Let’s game this out. For international air travelers, there’s a new source of terror — the possibility that they might be purposely targeted not just by hijackers or suicidal terrorists but randomly fired upon by missiles from a conflict zone. For Vladimir Putin, there’s the clear prospect that his reckless support of the separatists has blown back on him in the worst way. For Barack Obama, it’s yet another disintegrating international catastrophe with no easy answers.
The Ukraine will call for more Western support. Senator John McCain is already on the record calling for the U.S. to “react in stringent fashion” if “Ukrainian rebels” are found responsible. But there’s scant evidence that Putin has ever been willing to back down, no matter how badly he’s boxed in, so any U.S. escalation will surely be met by a Russian hard line.

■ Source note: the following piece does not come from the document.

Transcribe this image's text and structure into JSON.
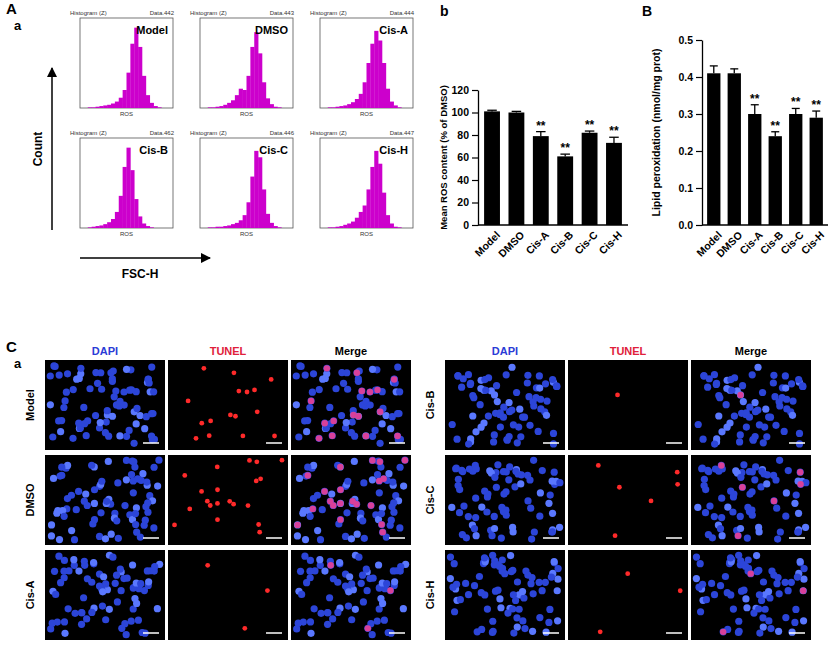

Commercial airliners will seek their own solutions. No-fly zones will proliferate. Israel, for its part, is supposed to be equipping its commercial airliners with anti-missile systems;imagine that, a future in which the skies are filled with weaponized passenger jets? That future is almost now.
Remember the end of history? The triumph of capitalist liberal democracies over the failed socialist experiment? The deeper we get into the 21st century the more insecure that supposed victory feels. A more terrified world is a world that justifies more surveillance, more hatred towards the alien other, more controls on movement and association.
History doesn’t end. It staggers forward, fitfully, like a drunk bully. And maybe that explains the sick feeling that accompanied the news from Ukraine. Three hundred innocent people dying is horror enough. The certainty that the consequences of this event will lead us places we don’t want to go is even worse.